VIFF In Review: Part 5

Michelle da Silva

the damned united

The Damned United

Dir. Tom Hooper
Starring: Michael Sheen, Timothy Spall, Colm Meaney, Henry Goodman, Maurice Roeves
U.K., 2009, 98 mins.

England’s most famous football manager that never was, Brian Clough (Michael Sheen), is at the center of director Tom Hooper’s lens in The Damned United. However, don’t write this one off as just another football film, the team behind Frost/Nixon and The Queen (producer Andy Harris, writer Peter Morgan, and actor Michael Sheen) reunite in this smart and delightfully entertaining portrait of Clough as he rose to take the reins of Leeds United for a mere 44 days in the 1970s.

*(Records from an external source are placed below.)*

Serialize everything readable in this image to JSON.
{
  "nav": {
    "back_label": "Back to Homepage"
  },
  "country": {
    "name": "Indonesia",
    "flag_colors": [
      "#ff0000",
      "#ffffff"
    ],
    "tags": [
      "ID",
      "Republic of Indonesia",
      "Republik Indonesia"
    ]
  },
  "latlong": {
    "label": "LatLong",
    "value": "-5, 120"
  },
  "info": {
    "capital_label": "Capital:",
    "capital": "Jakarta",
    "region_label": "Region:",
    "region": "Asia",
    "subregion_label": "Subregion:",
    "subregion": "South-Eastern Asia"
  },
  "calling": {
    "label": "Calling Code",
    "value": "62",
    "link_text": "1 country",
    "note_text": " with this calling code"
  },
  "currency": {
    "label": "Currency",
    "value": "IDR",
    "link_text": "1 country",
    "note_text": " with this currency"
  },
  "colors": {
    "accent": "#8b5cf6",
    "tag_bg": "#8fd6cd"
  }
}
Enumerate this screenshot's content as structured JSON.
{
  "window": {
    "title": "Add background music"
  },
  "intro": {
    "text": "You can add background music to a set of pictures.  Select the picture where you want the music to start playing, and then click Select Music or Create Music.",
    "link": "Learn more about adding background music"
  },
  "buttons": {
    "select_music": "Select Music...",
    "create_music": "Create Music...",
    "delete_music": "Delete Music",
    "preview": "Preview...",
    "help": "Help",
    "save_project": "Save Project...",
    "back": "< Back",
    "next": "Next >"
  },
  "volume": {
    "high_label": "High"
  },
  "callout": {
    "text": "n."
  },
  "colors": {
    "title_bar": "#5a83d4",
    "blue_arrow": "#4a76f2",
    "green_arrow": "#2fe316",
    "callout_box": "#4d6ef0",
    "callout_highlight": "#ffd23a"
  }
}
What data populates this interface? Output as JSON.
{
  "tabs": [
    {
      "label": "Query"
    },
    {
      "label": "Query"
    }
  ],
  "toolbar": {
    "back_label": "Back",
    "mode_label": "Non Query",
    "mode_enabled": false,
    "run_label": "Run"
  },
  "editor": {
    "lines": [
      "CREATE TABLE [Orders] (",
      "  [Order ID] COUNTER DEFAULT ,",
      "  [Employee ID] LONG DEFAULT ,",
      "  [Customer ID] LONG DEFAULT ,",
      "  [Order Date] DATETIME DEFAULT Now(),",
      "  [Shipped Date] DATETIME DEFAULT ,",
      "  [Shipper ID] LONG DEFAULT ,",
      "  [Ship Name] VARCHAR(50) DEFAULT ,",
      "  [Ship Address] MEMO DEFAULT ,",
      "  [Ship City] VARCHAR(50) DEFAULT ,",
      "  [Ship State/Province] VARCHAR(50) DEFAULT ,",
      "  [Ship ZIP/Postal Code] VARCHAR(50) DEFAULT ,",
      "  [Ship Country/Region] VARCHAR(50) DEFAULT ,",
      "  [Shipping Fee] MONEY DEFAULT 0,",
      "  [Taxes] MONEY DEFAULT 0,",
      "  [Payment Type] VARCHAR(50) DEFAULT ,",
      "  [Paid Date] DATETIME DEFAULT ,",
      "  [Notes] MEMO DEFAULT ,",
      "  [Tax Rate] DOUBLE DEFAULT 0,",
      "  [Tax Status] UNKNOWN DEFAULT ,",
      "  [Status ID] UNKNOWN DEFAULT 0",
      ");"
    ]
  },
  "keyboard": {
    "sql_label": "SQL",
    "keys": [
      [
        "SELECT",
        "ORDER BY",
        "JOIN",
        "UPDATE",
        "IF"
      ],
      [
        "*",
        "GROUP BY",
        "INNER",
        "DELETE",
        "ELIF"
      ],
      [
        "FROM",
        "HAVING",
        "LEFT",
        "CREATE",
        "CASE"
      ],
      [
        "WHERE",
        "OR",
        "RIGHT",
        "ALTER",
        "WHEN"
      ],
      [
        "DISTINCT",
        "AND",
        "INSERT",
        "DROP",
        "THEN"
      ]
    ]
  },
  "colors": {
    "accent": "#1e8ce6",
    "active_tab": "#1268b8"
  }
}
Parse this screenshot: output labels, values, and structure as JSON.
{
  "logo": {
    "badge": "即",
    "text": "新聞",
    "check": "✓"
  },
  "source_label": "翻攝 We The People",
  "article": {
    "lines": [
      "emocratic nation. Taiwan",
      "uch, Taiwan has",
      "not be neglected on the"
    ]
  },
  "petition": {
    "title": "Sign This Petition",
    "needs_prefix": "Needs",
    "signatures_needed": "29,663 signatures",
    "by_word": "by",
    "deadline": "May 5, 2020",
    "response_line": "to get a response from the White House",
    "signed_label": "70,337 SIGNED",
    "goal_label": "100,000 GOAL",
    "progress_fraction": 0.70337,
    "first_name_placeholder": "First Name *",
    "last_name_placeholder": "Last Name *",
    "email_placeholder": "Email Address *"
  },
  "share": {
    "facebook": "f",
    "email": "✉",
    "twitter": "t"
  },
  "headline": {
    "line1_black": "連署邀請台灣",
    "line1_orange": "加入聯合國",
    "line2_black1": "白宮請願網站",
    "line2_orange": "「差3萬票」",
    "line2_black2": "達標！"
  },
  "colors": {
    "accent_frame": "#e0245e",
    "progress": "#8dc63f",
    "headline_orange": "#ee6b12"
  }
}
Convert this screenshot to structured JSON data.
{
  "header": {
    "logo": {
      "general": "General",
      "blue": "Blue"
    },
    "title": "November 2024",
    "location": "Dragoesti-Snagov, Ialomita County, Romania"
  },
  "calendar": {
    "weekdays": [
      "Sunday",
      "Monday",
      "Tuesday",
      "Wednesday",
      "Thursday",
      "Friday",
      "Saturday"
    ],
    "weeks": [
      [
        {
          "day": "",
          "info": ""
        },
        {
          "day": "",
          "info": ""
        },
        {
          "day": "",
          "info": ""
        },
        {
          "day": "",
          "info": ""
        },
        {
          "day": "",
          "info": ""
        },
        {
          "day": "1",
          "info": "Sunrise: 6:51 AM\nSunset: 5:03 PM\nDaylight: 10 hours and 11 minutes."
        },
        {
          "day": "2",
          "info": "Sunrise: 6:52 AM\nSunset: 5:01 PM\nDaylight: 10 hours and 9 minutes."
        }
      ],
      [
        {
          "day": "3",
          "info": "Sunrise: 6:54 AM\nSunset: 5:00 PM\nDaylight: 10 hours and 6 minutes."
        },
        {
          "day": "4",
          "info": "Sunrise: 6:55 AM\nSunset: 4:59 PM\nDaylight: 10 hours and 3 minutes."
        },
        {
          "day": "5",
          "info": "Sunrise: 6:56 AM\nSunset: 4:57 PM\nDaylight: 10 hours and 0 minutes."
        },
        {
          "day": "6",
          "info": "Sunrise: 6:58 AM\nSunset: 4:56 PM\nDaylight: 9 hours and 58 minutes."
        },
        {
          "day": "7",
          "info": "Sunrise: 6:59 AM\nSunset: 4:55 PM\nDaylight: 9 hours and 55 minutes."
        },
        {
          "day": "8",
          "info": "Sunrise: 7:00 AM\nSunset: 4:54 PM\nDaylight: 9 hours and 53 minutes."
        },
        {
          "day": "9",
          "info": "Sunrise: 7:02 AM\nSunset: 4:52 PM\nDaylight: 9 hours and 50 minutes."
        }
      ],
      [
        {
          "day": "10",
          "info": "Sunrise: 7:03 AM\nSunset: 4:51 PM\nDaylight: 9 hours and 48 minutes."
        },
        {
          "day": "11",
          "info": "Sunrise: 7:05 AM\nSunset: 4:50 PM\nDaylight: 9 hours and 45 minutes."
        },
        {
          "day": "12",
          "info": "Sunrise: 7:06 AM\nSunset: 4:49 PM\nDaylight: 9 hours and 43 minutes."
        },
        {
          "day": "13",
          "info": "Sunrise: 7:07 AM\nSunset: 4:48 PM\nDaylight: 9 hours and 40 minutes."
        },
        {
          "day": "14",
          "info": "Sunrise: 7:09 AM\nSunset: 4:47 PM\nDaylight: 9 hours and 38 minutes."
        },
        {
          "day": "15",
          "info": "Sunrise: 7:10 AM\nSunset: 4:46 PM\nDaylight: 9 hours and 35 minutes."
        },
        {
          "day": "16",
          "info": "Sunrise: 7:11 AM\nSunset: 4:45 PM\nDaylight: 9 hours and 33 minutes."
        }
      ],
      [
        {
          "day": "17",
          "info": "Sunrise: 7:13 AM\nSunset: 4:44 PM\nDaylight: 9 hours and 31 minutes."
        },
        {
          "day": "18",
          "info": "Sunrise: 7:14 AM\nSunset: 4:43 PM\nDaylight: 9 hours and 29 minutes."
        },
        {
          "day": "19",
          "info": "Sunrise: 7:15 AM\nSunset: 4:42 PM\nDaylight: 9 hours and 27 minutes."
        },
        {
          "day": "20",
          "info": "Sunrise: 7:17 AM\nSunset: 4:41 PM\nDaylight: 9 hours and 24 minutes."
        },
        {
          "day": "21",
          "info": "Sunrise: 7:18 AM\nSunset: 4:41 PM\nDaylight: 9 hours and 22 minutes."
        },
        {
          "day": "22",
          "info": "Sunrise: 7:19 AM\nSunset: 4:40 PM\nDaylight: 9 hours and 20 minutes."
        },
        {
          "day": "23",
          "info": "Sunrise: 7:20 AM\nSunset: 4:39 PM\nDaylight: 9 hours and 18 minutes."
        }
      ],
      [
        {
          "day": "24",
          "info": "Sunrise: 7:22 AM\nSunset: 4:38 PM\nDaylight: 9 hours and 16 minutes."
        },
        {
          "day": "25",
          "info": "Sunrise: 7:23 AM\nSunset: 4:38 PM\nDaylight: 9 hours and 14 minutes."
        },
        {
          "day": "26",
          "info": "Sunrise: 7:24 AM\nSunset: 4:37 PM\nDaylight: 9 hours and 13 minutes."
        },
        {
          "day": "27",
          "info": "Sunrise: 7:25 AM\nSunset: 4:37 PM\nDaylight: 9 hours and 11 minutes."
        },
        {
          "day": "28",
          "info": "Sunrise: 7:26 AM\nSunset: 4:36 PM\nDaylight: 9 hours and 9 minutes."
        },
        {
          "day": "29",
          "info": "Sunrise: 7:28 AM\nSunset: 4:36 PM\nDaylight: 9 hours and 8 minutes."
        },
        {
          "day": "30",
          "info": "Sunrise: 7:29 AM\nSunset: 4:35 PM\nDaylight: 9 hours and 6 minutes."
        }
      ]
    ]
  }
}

Sheen brings restraint, depth, sensitivity and dark humor to Clough, and the football coach’s crucial relationship with his trusted right-hand man, Peter Taylor (played with hot-blooded vigor by Timothy Spall) is just as intriguing, if not more entertaining than all of the football footage.

The Damned United is a feel-good film that will have long-time Premier League fans a hoot and a hollering (trust me, the ones in the audience were!) throughout the film, as well as those who have only heard of David Beckham as a “soccer player” entertained alike.